During the last round of Community Service Block Grants, which are federal and state grants distributed by the City Council, the Homeless Commission recommended a $30,000 cut in MASC’s grant. According to Jane Micallef, the commission’s secretary, it was because of the center’s failure to hire an addiction counselor. 

“$30,000 had been awarded to the MASC for the previous two years,” Micallef said. “The money was supposed to go the hiring of a counselor who was never hired and the commission recommended that funding not be awarded again.” 

boona cheema, the Executive Director of Building Opportunities for Self Sufficiency, the umbrella organization that oversees MASC and 26 other homeless programs in Alameda County, said the city is saying that to try to justify taking the money from the program. 

cheema said, that in fact, there was a staff person being groomed for the addiction counseling position, but he was also managing a full load of clients and couldn’t focus on establishing the new program. She said once the staff person was prepared to focus on the program he was offered another job with better pay and benefits. 

cheema said the cutback has left MASC understaffed and with an inadequate budget. 

“I have never worked with a group as committed as the staff at the MASC,” she said. “They put in long hours and don’t have time to take a break or chill out a little bit and they are responsible for so many people.” 

MASC is budgeted at $388,000 for fiscal year 2001-02 and cheema said the center is expected to see a shortfall of $50,000. She added that she has already laid off five staff members from other BOSS programs because of unanticipated overhead expenses. 

“This was a very bad time to cut those funds because we were really hurt by high energy costs this year,” she said. “I’ll have to raise that money one way or another.” 

Because of the ongoing shortage of funds for addiction counseling, Long said he has instituted a controversial method of drug and alcohol treatment known as harm reduction.  

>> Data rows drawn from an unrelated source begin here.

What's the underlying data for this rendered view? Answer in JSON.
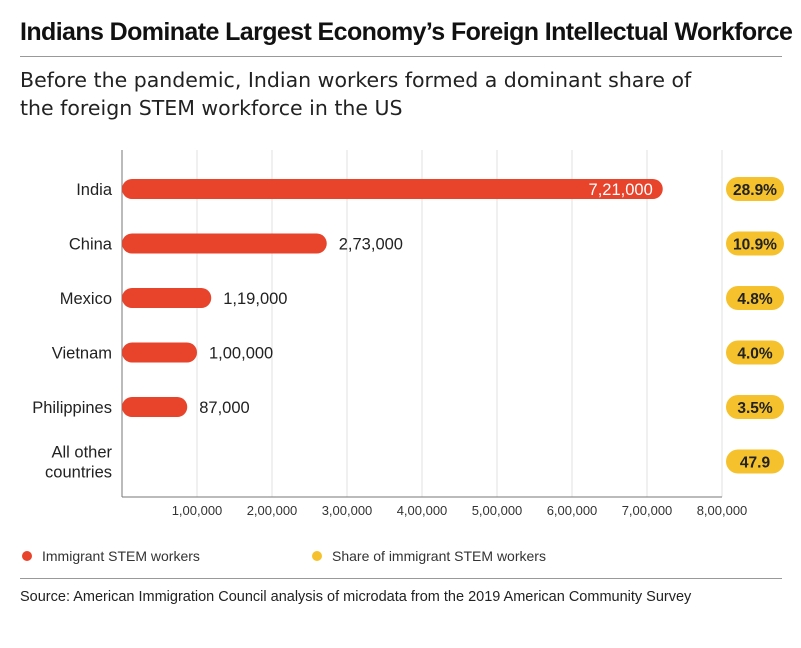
{
  "title": "Indians Dominate Largest Economy’s Foreign Intellectual Workforce",
  "subtitle": "Before the pandemic, Indian workers formed a dominant share of the foreign STEM workforce in the US",
  "colors": {
    "bar": "#e8432b",
    "share": "#f5c22d"
  },
  "chart_data": {
    "type": "bar",
    "orientation": "horizontal",
    "categories": [
      "India",
      "China",
      "Mexico",
      "Vietnam",
      "Philippines",
      "All other countries"
    ],
    "series": [
      {
        "name": "Immigrant STEM workers",
        "values": [
          721000,
          273000,
          119000,
          100000,
          87000,
          null
        ],
        "labels": [
          "7,21,000",
          "2,73,000",
          "1,19,000",
          "1,00,000",
          "87,000",
          ""
        ]
      },
      {
        "name": "Share of immigrant STEM workers",
        "values": [
          28.9,
          10.9,
          4.8,
          4.0,
          3.5,
          47.9
        ],
        "labels": [
          "28.9%",
          "10.9%",
          "4.8%",
          "4.0%",
          "3.5%",
          "47.9"
        ]
      }
    ],
    "xticks": [
      "1,00,000",
      "2,00,000",
      "3,00,000",
      "4,00,000",
      "5,00,000",
      "6,00,000",
      "7,00,000",
      "8,00,000"
    ],
    "xlim": [
      0,
      800000
    ],
    "legend_position": "bottom",
    "grid": true
  },
  "source": "Source: American Immigration Council analysis of microdata from the 2019 American Community Survey"
}
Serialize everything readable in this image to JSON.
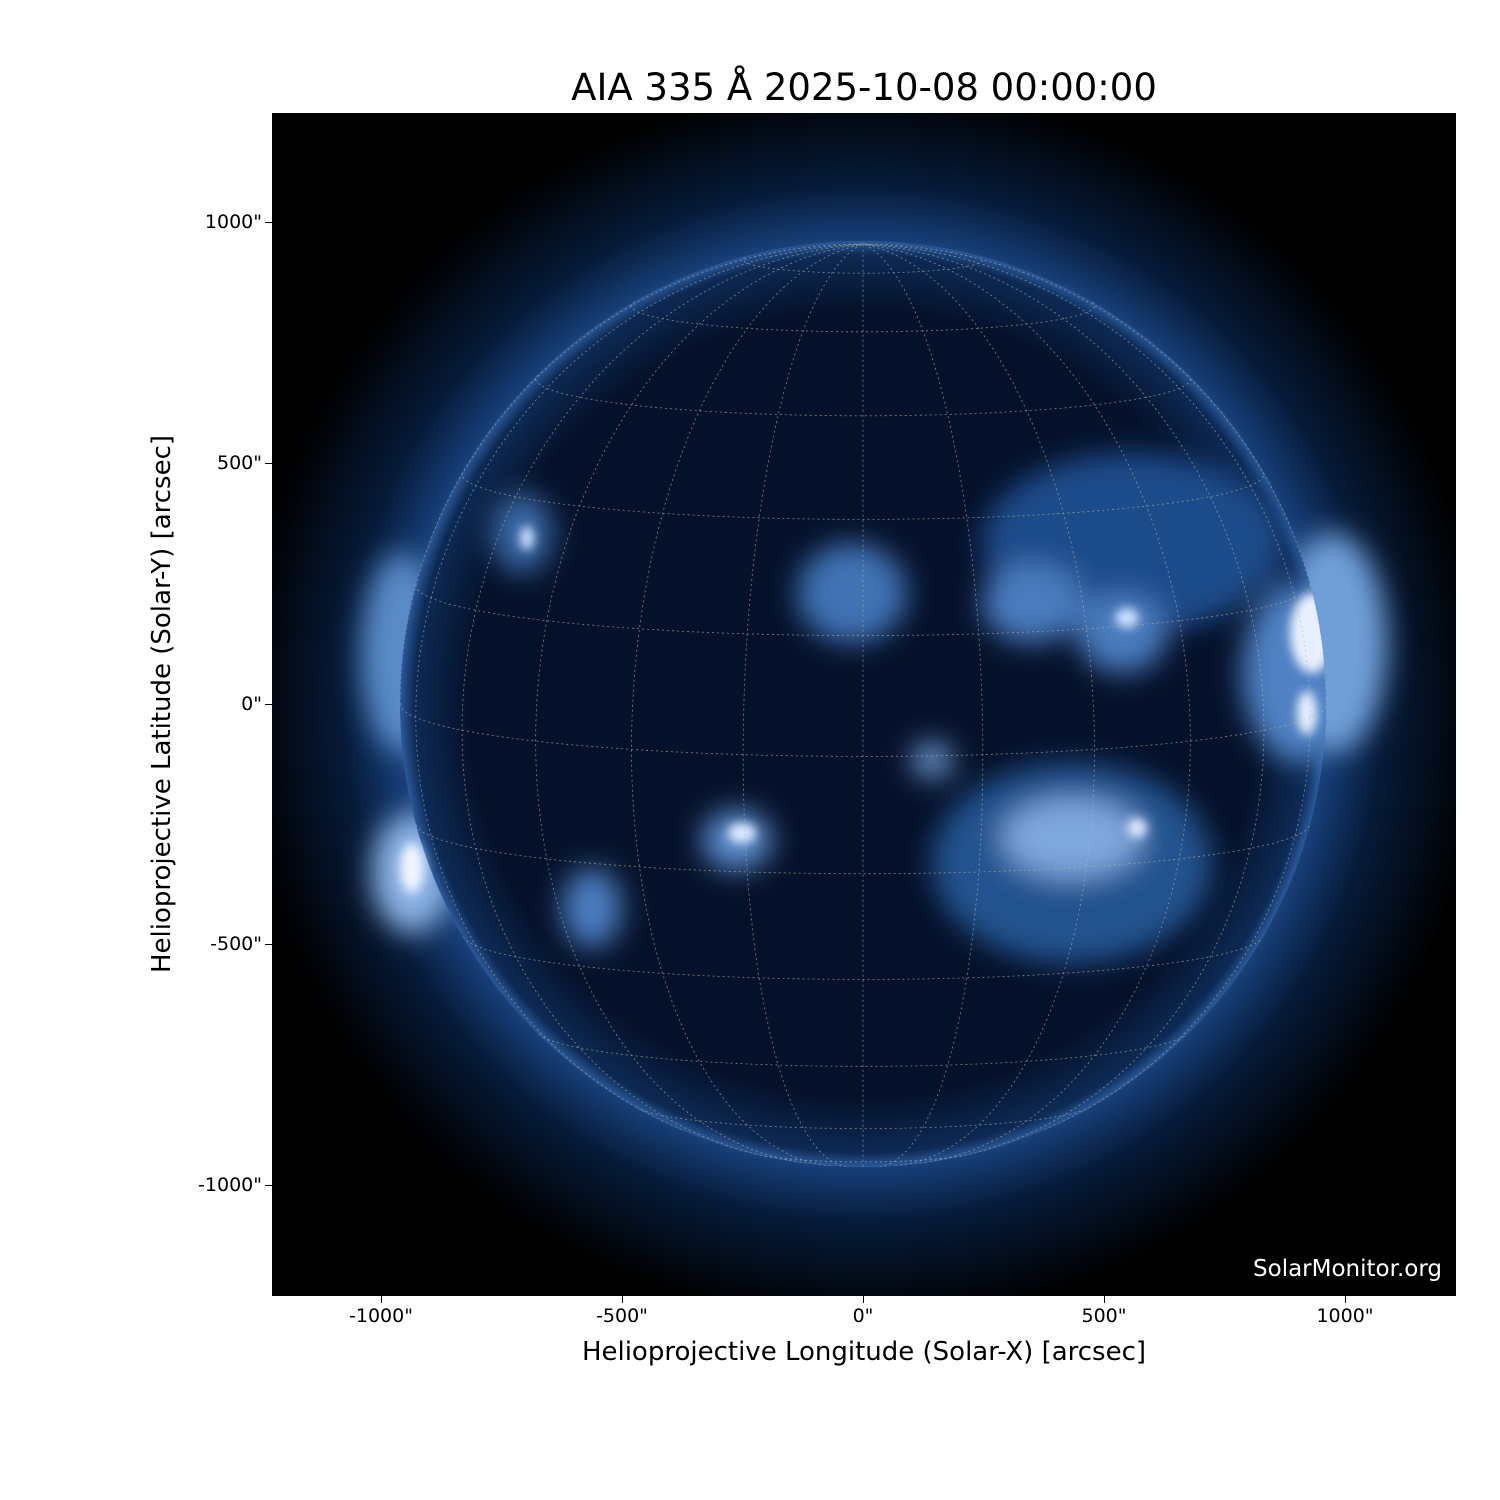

The theory is that there a large percentage of addicts who won’t seek any treatment that involves total abstinence and if they instead follow reduction techniques they can reduce harm to themselves and family. 

“We simply try to point out the benefits to quality of life by not drinking or using so much,” he said. 

Long said the hope is that clients will eventually subscribe to abstinence programs. He said the harm reduction techniques have been successful and that they have saved the lives of at least two MASC clients. 

Some addiction specialists disagree with the theory and claim harm reduction simply enables and prolongs addictive behavior. Dr. Davida Coady, Director of Options for Recovery, which is also located in the Veterans Memorial Building, said harm reduction is a dangerous approach. 

“My experience is that it just doesn’t work for people who have severe or moderate addictions,” she said. “We have people come in here on the brink of death and many of them have been trying harm reduction techniques.” 

Long said many of the addicts that come to MASC have been homeless for years and have few prospects for finding housing or work. He said the level of despair and hopelessness they experience is not conducive to dealing with addiction. 

“I can’t go out there and say ‘all right we’re going to an AA meeting and you’re going to continue to live on the street and continue to be homeless and never drink again,’” he said. “My bottom line is abstinence but how do you do that? How do you get them there?”